It’s now 5 weeks since we put in our leafy green vegetables and root crops and 3 weeks since we planted our fruiting vegetables. We can harvest some of our bok choy, mesclun, kale and spinach now and we have work to do on our fruiting and root vegetables.
Thin root crops
- Our carrots and beetroot need thinning. That means imagining how big a carrot or beetroot will grow and gently pulling out the seedlings that are too close.
- Alternatively, you can leave the planting a bit thicker and pull some of them out when they’re young to eat as baby carrots and beetroot, leaving the others to grow to full size.
- Beetroot seedlings are the only root crop that can be transplanted successfully.
Mulch and net fruiting vegetables
- Apply mulch and hang netting over hoops (see here for how to make hoops) to fruiting vegetables to keep up the moisture level and protect from birds.
- Examples of good mulch are the straw we put around our strawberries (buy from a horse supplies place) or coconut fibre which expands when added to water. Another good alternative is lucerne chaff (also from a horse supplies place).
- Delateral on day with a clear sky and gentle breeze. A humid day is not good as humidity can cause fungal infection.
- Identify 2 or 3 strong leaders. Remove all the other branches by snapping them up and down to break them off. If they don’t snap off, use clean secateurs. Make sure you nip out the leaves that form in the crooks of bigger branches.
- Apply Flowers of Sulphur to the wounds with a paintbrush.
- Tie the leaders up with cloth ribbon.
- Water in the morning only to prevent the fungal infection called blight.
- Don’t put your tomato cuttings into your worm farm as a concentrated amount of them can be toxic.
Sow and plant regularly to keep supply of food up
- Work out how much your family eats and sow and plant accordingly, so if you eat 4 bok choy a week and one lettuce on average then every 2 weeks, sow 8 bok choy and 2 lettuces.
- When you re-plant, add a bit more potting mix to the container, as the previous crop will have taken some of it out. Also add a fertiliser like sheep pellets or chicken manure as the potting mix will be somewhat depleted of nutrients.
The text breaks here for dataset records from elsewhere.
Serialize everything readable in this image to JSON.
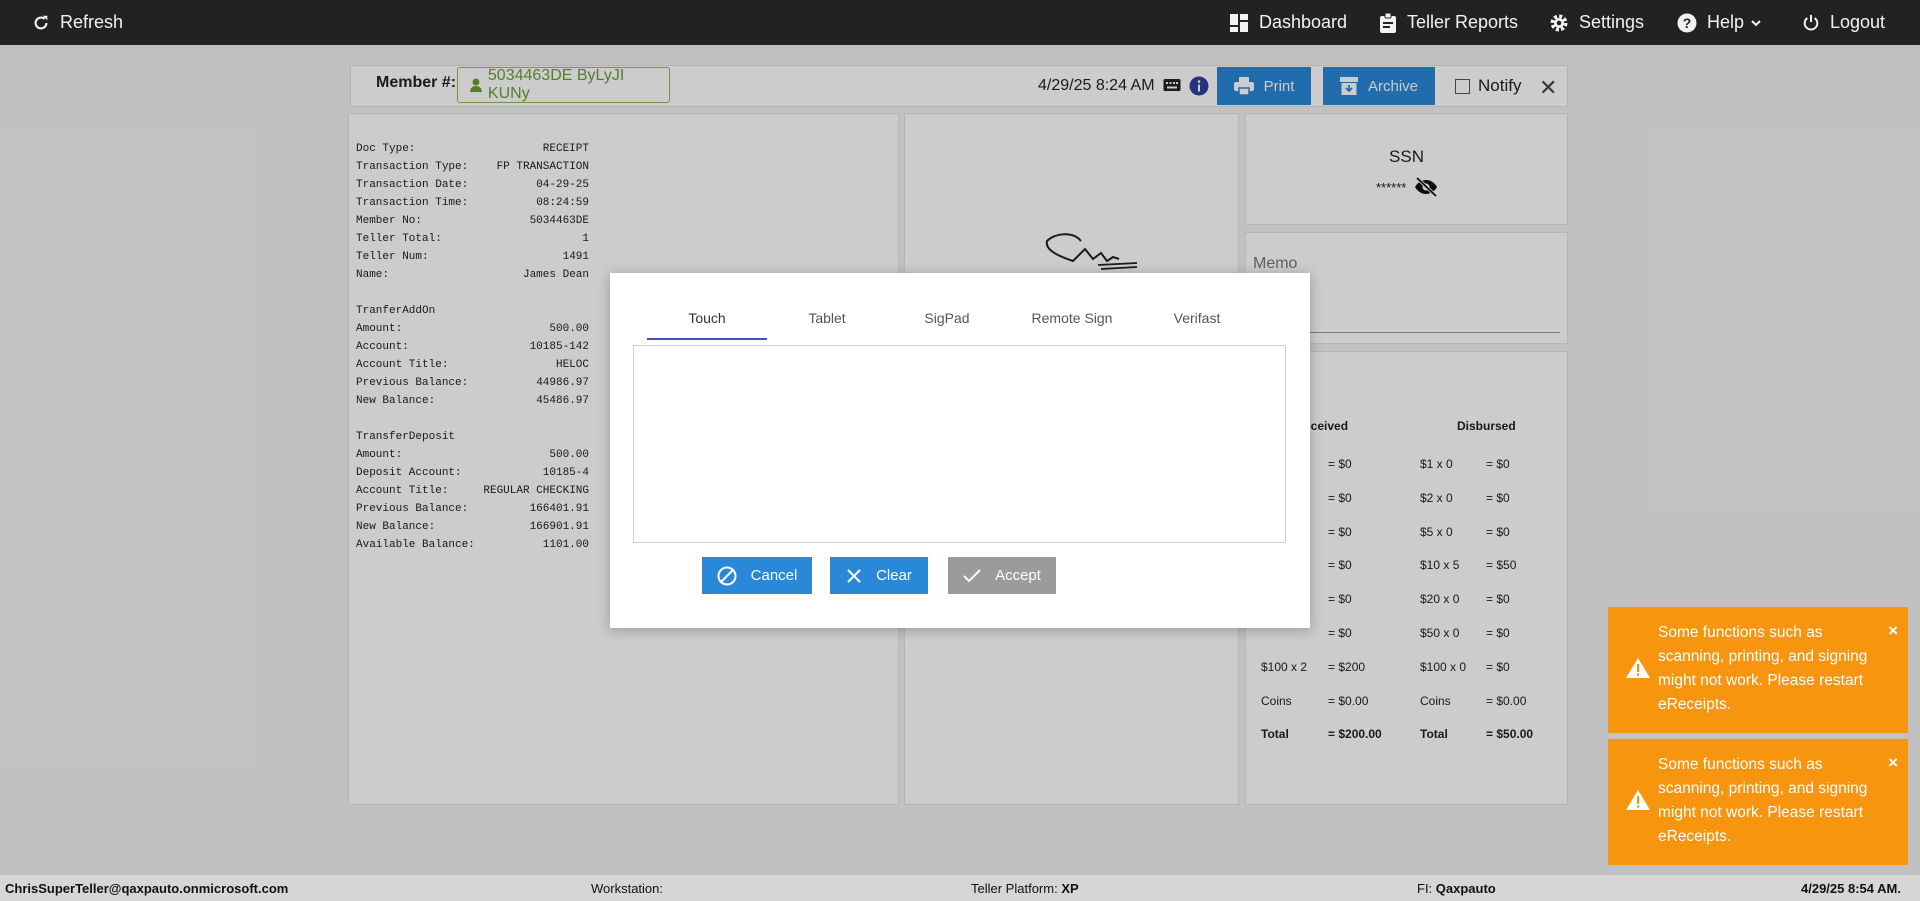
{
  "nav": {
    "refresh": "Refresh",
    "dashboard": "Dashboard",
    "teller_reports": "Teller Reports",
    "settings": "Settings",
    "help": "Help",
    "logout": "Logout"
  },
  "header": {
    "member_label": "Member #:",
    "member_value": "5034463DE ByLyJI KUNy",
    "datetime": "4/29/25 8:24 AM",
    "print": "Print",
    "archive": "Archive",
    "notify": "Notify"
  },
  "receipt": {
    "rows": [
      [
        "Doc Type:",
        "RECEIPT"
      ],
      [
        "Transaction Type:",
        "FP TRANSACTION"
      ],
      [
        "Transaction Date:",
        "04-29-25"
      ],
      [
        "Transaction Time:",
        "08:24:59"
      ],
      [
        "Member No:",
        "5034463DE"
      ],
      [
        "Teller Total:",
        "1"
      ],
      [
        "Teller Num:",
        "1491"
      ],
      [
        "Name:",
        "James Dean"
      ],
      [
        "",
        ""
      ],
      [
        "TranferAddOn",
        ""
      ],
      [
        "Amount:",
        "500.00"
      ],
      [
        "Account:",
        "10185-142"
      ],
      [
        "Account Title:",
        "HELOC"
      ],
      [
        "Previous Balance:",
        "44986.97"
      ],
      [
        "New Balance:",
        "45486.97"
      ],
      [
        "",
        ""
      ],
      [
        "TransferDeposit",
        ""
      ],
      [
        "Amount:",
        "500.00"
      ],
      [
        "Deposit Account:",
        "10185-4"
      ],
      [
        "Account Title:",
        "REGULAR CHECKING"
      ],
      [
        "Previous Balance:",
        "166401.91"
      ],
      [
        "New Balance:",
        "166901.91"
      ],
      [
        "Available Balance:",
        "1101.00"
      ]
    ]
  },
  "ssn": {
    "title": "SSN",
    "value": "******"
  },
  "memo": {
    "label": "Memo"
  },
  "cash": {
    "received_header": "eceived",
    "disbursed_header": "Disbursed",
    "rows": [
      {
        "r_label": "",
        "r_val": "= $0",
        "d_label": "$1 x 0",
        "d_val": "= $0"
      },
      {
        "r_label": "",
        "r_val": "= $0",
        "d_label": "$2 x 0",
        "d_val": "= $0"
      },
      {
        "r_label": "",
        "r_val": "= $0",
        "d_label": "$5 x 0",
        "d_val": "= $0"
      },
      {
        "r_label": "",
        "r_val": "= $0",
        "d_label": "$10 x 5",
        "d_val": "= $50"
      },
      {
        "r_label": "",
        "r_val": "= $0",
        "d_label": "$20 x 0",
        "d_val": "= $0"
      },
      {
        "r_label": "",
        "r_val": "= $0",
        "d_label": "$50 x 0",
        "d_val": "= $0"
      },
      {
        "r_label": "$100 x 2",
        "r_val": "= $200",
        "d_label": "$100 x 0",
        "d_val": "= $0"
      },
      {
        "r_label": "Coins",
        "r_val": "= $0.00",
        "d_label": "Coins",
        "d_val": "= $0.00"
      },
      {
        "r_label": "Total",
        "r_val": "= $200.00",
        "d_label": "Total",
        "d_val": "= $50.00"
      }
    ]
  },
  "modal": {
    "tabs": [
      "Touch",
      "Tablet",
      "SigPad",
      "Remote Sign",
      "Verifast"
    ],
    "active_tab": "Touch",
    "cancel": "Cancel",
    "clear": "Clear",
    "accept": "Accept"
  },
  "toasts": [
    "Some functions such as scanning, printing, and signing might not work. Please restart eReceipts.",
    "Some functions such as scanning, printing, and signing might not work. Please restart eReceipts."
  ],
  "footer": {
    "user": "ChrisSuperTeller@qaxpauto.onmicrosoft.com",
    "workstation_label": "Workstation:",
    "workstation_value": "",
    "platform_label": "Teller Platform:",
    "platform_value": "XP",
    "fi_label": "FI:",
    "fi_value": "Qaxpauto",
    "datetime": "4/29/25 8:54 AM."
  },
  "colors": {
    "topbar": "#222222",
    "primary_button": "#2a88d8",
    "toast": "#f7950f",
    "member_chip": "#6aa035",
    "tab_underline": "#3f51b5"
  }
}
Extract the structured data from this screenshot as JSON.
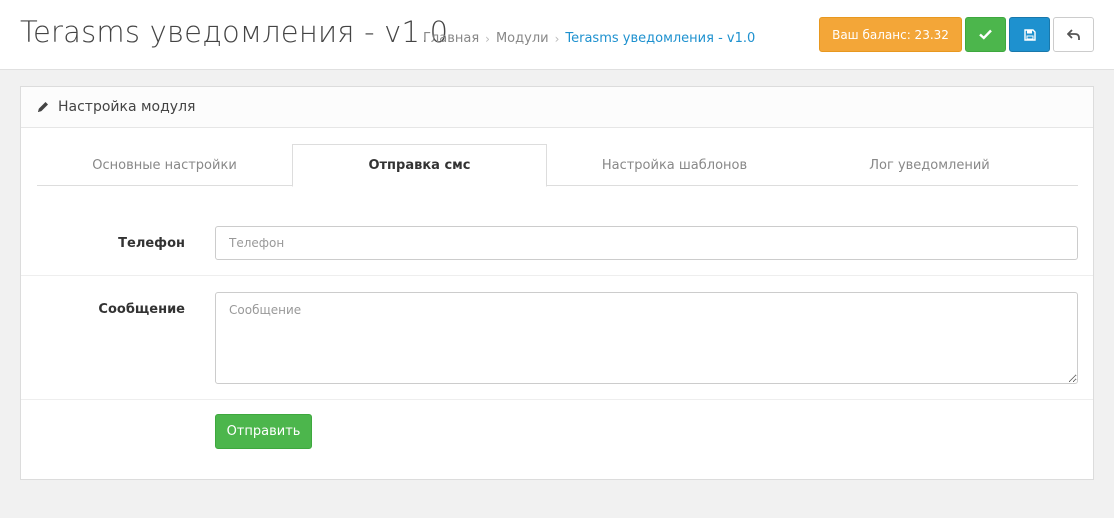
{
  "header": {
    "title": "Terasms уведомления - v1.0",
    "breadcrumb": [
      "Главная",
      "Модули",
      "Terasms уведомления - v1.0"
    ],
    "balance_label": "Ваш баланс: 23.32",
    "icons": {
      "save_stay": "check-icon",
      "save": "floppy-disk-icon",
      "back": "reply-arrow-icon"
    }
  },
  "panel": {
    "title": "Настройка модуля",
    "tabs": [
      {
        "label": "Основные настройки",
        "active": false
      },
      {
        "label": "Отправка смс",
        "active": true
      },
      {
        "label": "Настройка шаблонов",
        "active": false
      },
      {
        "label": "Лог уведомлений",
        "active": false
      }
    ],
    "form": {
      "phone": {
        "label": "Телефон",
        "placeholder": "Телефон",
        "value": ""
      },
      "message": {
        "label": "Сообщение",
        "placeholder": "Сообщение",
        "value": ""
      },
      "submit_label": "Отправить"
    }
  },
  "colors": {
    "balance": "#f3a638",
    "success": "#4cb64c",
    "primary": "#1e91cf",
    "link": "#1e91cf"
  }
}
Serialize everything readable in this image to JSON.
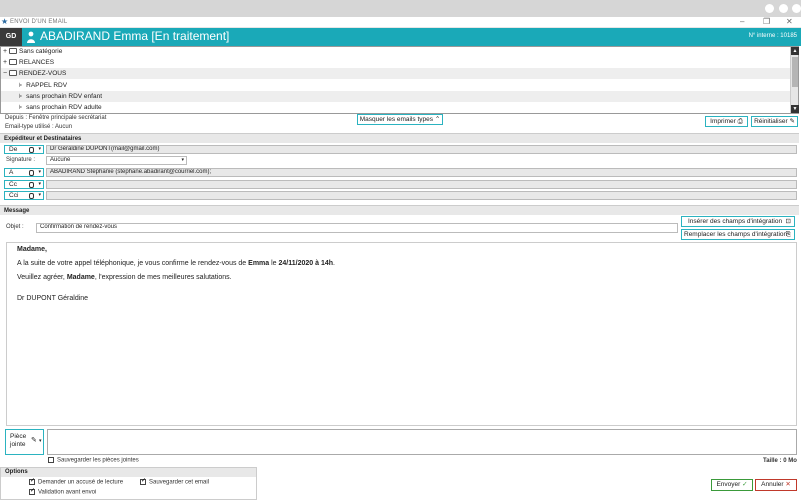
{
  "window": {
    "title": "ENVOI D'UN EMAIL"
  },
  "header": {
    "badge": "GD",
    "patient": "ABADIRAND Emma  [En traitement]",
    "internal_id": "N° interne : 10185"
  },
  "tree": {
    "items": [
      {
        "label": "Sans catégorie",
        "glyph": "+"
      },
      {
        "label": "RELANCES",
        "glyph": "+"
      },
      {
        "label": "RENDEZ-VOUS",
        "glyph": "−"
      },
      {
        "label": "RAPPEL RDV"
      },
      {
        "label": "sans prochain RDV enfant"
      },
      {
        "label": "sans prochain RDV adulte"
      }
    ]
  },
  "info": {
    "depuis": "Depuis : Fenêtre principale secrétariat",
    "email_type": "Email-type utilisé : Aucun"
  },
  "buttons": {
    "hide_types": "Masquer les emails types",
    "print": "Imprimer",
    "reset": "Réinitialiser",
    "insert_fields": "Insérer des champs d'intégration",
    "replace_fields": "Remplacer les champs d'intégration",
    "send": "Envoyer",
    "cancel": "Annuler"
  },
  "sections": {
    "sender": "Expéditeur et Destinataires",
    "message": "Message",
    "options": "Options"
  },
  "sender": {
    "from_label": "De",
    "from_value": "Dr Géraldine DUPONT(mail@gmail.com)",
    "signature_label": "Signature :",
    "signature_value": "Aucune",
    "to_label": "A",
    "to_value": "ABADIRAND Stéphanie (stephane.abadirant@courriel.com);",
    "cc_label": "Cc",
    "cci_label": "Cci"
  },
  "message": {
    "subject_label": "Objet :",
    "subject_value": "Confirmation de rendez-vous",
    "salutation": "Madame,",
    "line1_a": "A la suite de votre appel téléphonique, je vous confirme le rendez-vous de ",
    "line1_name": "Emma",
    "line1_b": " le ",
    "line1_date": "24/11/2020 à 14h",
    "line1_c": ".",
    "line2_a": "Veuillez agréer, ",
    "line2_b": "Madame",
    "line2_c": ", l'expression de mes meilleures salutations.",
    "signature": "Dr DUPONT Géraldine"
  },
  "attachments": {
    "label_1": "Pièce",
    "label_2": "jointe",
    "save_label": "Sauvegarder les pièces jointes",
    "size": "Taille : 0 Mo"
  },
  "options": {
    "read_receipt": "Demander un accusé de lecture",
    "save_email": "Sauvegarder cet email",
    "validate": "Validation avant envoi"
  },
  "colors": {
    "accent": "#1aa9b8",
    "send": "#3a9a3a",
    "cancel": "#c0392b"
  }
}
- Healthy plants repel pests and diseases which is one of the reasons why the aim of an organic food gardener is to keep your plants as healthy as possible. The other reason is because it’s best for our health.
- If you do encounter slugs and snails, a good way to deal with them is to make a mixture of 1 cup of warm water, 1 teaspoon of dried yeast and 1 teaspoon of white sugar. Stir well and leave to sit until it froths up at the top. We kept the bottoms of the bottles that we used to make watering funnels for this purpose, but any small container will work. Bury most of it in the garden and then pour in the yeast mixture. Slugs and snails are attracted to the smell.
Keep picking longer-term leafy greens
- Leafy greens like herbs, rocket and mesclun will go to seed if not picked regularly. That’s because the plant thinks its usefulness is over and it goes to seed in order to reproduce itself.
Keep your worm farm cool
- Worm farms do best in a cool shady position. As our two Hungry Bins are not in an ideal spot we cover them with shadecloth.
Liquid feed your plants
- To a bin or bucket with a lid, we add 3 handfuls of sheep pellets or chicken manure or vermicast from the worm farm, and around 8 litres of water. Leave for at least 4 days before diluting 50/50 with water and applying. You can add more water to the bucket to make more liquid feed and eventually you’ll need to tip out the remaining sludge into the garden and start over.
- Foliar feeding with liquid comfrey is hugely beneficial to tomato and potato crops. You can buy a commercial blend or make your own by putting comfrey leaves in your bin or bucket and adding water.